Junge, diverse literarische Stimmen in der Literatur werden noch wenig gefördert. Die Stiftung Niedersachsen startet daher mit SchreibZeit ein neues Literaturförderprogramm und setzt neue Akzente in der Förderlandschaft. Das zunächst auf vier Jahre angelegte Programm fördert gezielt junge Stimmen, die gesellschaftlich relevante Themen aufnehmen, neue Formate des Schreibens entwickeln und die Gesellschaft in ihrer Vielheit abbilden. „Wir sehen in dem Programm einen Weg, denen eine Stimme und Sichtbarkeit zu geben, die in der Gesellschaft längst angekommen sind, aus unterschiedlichen Gründen aber nicht in der Literatur”, so Lavinia Francke, Generalsekretärin der Stiftung Niedersachsen zum Programmstart.

Vergeben werden pro Jahr vier viermonatige Arbeitsstipendien in Höhe von 2.250 € pro Monat an junge Autor*innen mit ersten Publikationserfahrungen.
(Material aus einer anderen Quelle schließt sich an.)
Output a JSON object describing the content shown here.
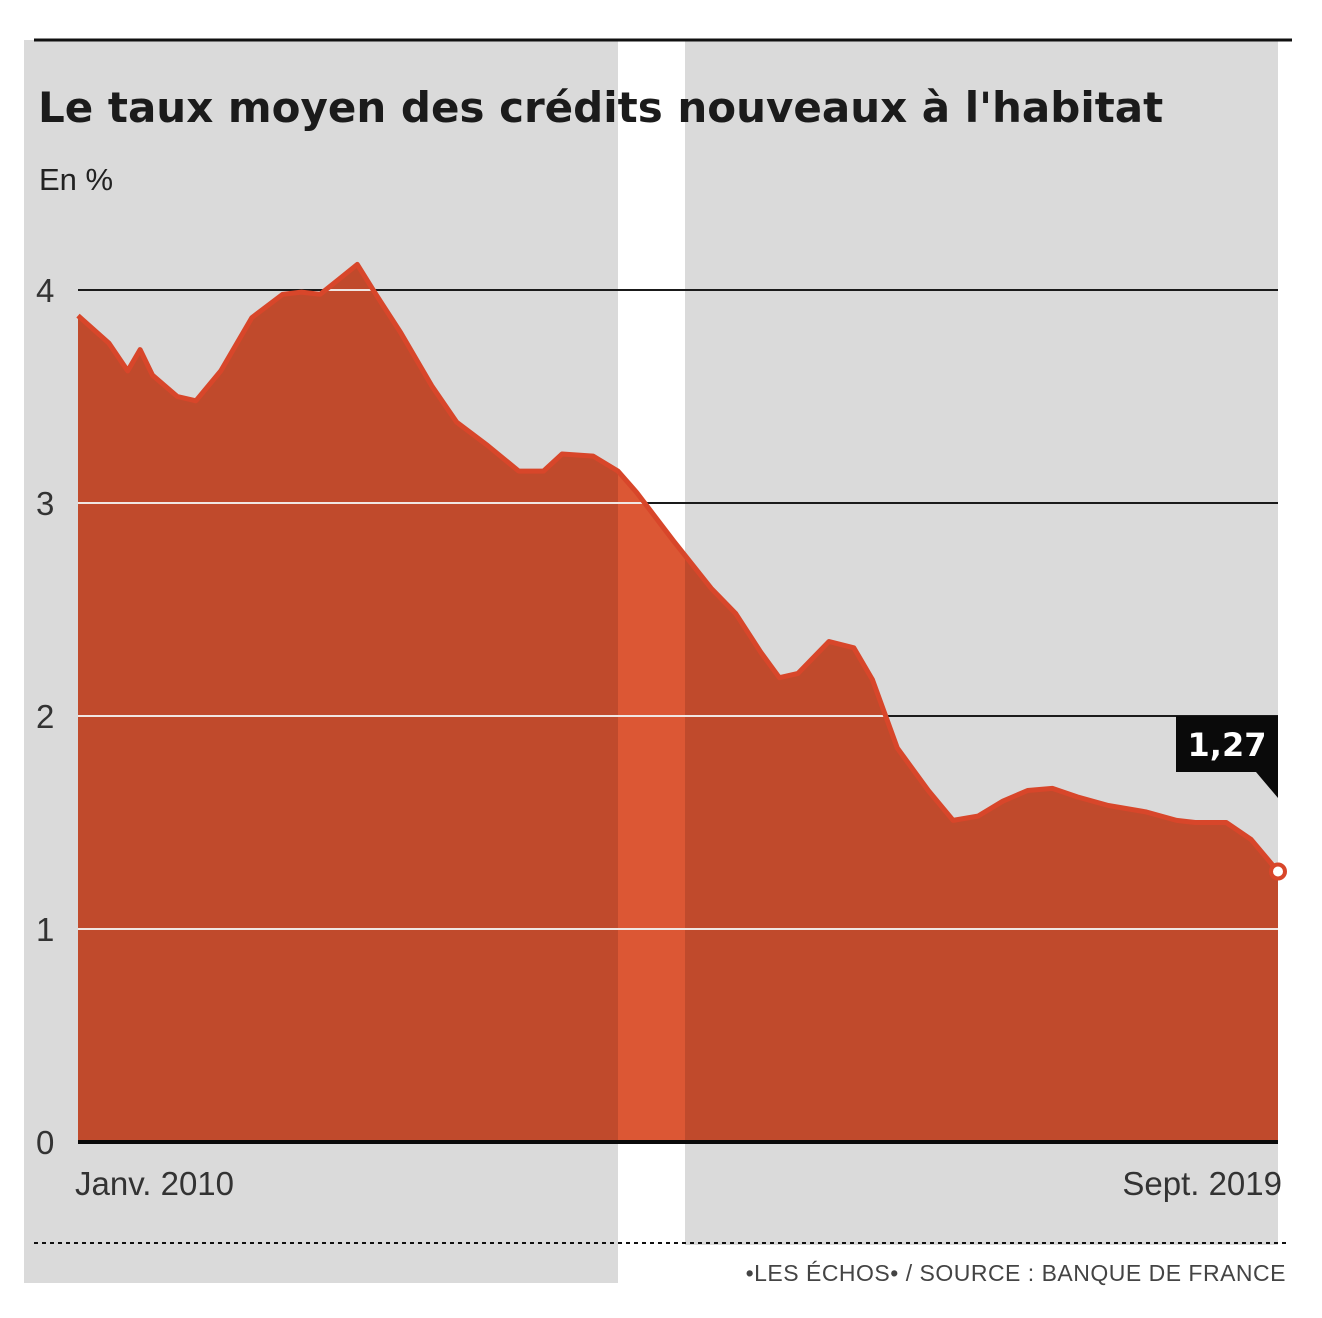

Die Stipendiat*innen erhalten zudem eine Begleitung durch Mentor*innen sowie Netzwerk- und Austauschtreffen in der Bundesakademie für Kulturelle Bildung in Wolfenbüttel. „Die Welt ändert sich. Die Literatur ändert sich mit. Was unveränderlich bleibt: Schreiben braucht Freiheit und Zeit. Deshalb ändern sich jetzt sogar die Stipendien“, so der Hanser-Verleger und Autor Jo Lendle, der als Schirmherr für das Förderprogramm gewonnen werden konnte.

SchreibZeit setzt in jedem der vier Förderjahre einen anderen thematischen Schwerpunkt. Gefördert werden interkulturelle Literatur, Lyrik im digitalen Zeitalter, Graphic Novel und Szenisches Schreiben. Jeweils vier Kurator*innen aus unterschiedlichen Wirkungsfeldern und Netzwerken schlagen einer Jury mögliche Stipendiat*innen vor.

Die Kurator*innen für das erste Förderjahr interkulturelle Literatur sind:

  • Jörg Albrecht (Künstlerischer Leiter Burg Hülshoff – Center for Literature und Schriftsteller),
  • Simoné Goldschmidt-Lechner (Autor*in, Literatur- und Kunstvermittler*in, Linguist*in),
  • Deborah Fallis (Literaturwissenschaftlerin) und
  • Martin Hielscher (Programmleiter Belletristik im Verlag C.H.Beck).

Der Jury gehören an:

  • Thorsten Ahrend (Literaturhaus Leipzig, Leiter Literaturprogramm Wallstein Verlag),
  • Maryam Aras (Literaturwissenschaftlerin, Kritikerin, Iranistin) und
  • Regina Menke (Studentin und Mitherausgeberin der Literaturzeitschrift BELLA triste).

Die Jury entscheidet im Dezember 2021 über die Vergabe der Stipendien. Zwischen April und Juli 2022 sollen die Arbeitsstipendien wahrgenommen werden.